Preferred Qualifications
  • Experience working with Snowflake or similar cloud data warehouses
  • Exposure to dbt or similar transformation frameworks
  • Introductory experience with dimensional modeling concepts
  • Experience implementing data quality tests or validation frameworks
  • Exposure to data contracts or schema management practices
  • Familiarity with reverse ETL concepts
  • Passing experience with workflow orchestration tools (e.g., Airflow, Dagster, or similar)
  • Familiarity with CI/CD practices for data workflows
  • Experience using AI-assisted tools to support debugging, pipeline development, or data engineering workflows
  • Exposure to BI tools (e.g., Power BI, Tableau, Looker)

Team Working Style
  • Collaborative and supportive, with strong mentorship from senior data engineering leadership
  • Focused on building durable foundations while moving quickly to meet evolving needs
  • Values curiosity, precision, and continuous skill development

Physical Requirements and Work Environment
  • Ability to sit for extended periods while working at a computer
  • Office setting with remote/hybrid flexibility
  • Minimal travel required (occasional team meetings or company events)

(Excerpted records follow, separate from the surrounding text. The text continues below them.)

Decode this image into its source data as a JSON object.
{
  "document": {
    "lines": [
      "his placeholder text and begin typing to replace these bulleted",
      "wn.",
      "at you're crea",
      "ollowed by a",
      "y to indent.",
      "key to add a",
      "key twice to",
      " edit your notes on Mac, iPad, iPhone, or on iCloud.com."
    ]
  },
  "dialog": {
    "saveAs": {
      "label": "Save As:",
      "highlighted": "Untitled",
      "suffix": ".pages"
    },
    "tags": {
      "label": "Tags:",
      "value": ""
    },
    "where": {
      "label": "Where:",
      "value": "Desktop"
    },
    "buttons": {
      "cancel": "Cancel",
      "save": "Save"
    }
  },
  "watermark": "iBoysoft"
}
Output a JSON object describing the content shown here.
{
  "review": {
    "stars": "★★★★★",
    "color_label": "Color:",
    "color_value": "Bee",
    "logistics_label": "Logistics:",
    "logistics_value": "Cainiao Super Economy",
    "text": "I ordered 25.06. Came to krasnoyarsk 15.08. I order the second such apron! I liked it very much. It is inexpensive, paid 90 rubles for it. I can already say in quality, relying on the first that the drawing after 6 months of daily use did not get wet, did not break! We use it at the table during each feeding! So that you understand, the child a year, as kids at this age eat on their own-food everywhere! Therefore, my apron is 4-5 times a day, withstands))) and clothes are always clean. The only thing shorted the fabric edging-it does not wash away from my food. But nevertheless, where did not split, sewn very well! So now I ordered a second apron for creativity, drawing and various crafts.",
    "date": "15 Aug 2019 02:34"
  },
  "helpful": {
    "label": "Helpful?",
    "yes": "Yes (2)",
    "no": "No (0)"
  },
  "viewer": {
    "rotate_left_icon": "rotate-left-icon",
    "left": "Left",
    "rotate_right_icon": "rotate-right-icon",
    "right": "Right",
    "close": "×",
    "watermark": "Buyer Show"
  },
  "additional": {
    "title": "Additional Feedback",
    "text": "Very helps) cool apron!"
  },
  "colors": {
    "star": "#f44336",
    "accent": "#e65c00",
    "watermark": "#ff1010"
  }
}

This job description is intended to convey information essential to understanding the scope of the position and is not an exhaustive list of skills, efforts, duties, responsibilities, or working conditions associated with it. Responsibilities may change according to business needs.
Our company is currently active in 16 states (AZ, GA, ID, IL, FL, MA, ME, MI, MO, NC, NY, TN, TX, OR, VA, and WA), and we prefer candidates located in one of these states for remote positions.
Equal Opportunity Statement
Sennos is an equal opportunity employer. We celebrate diversity and are committed to creating an inclusive environment for all employees. All qualified applicants will receive consideration for employment without regard to race, color, religion, sex, sexual orientation, gender identity, national origin, disability, or veteran status.
Please Note
Applicants must be permanently authorized to work for ANY employer in the United States. We are unable to sponsor or take over sponsorship of an employment visa at this time.
Recruitment Agency Notice:
We do not accept unsolicited candidate submissions. We only work with recruitment agencies that have a signed agreement with our HR team. Unsolicited resumes will not incur any fee obligation.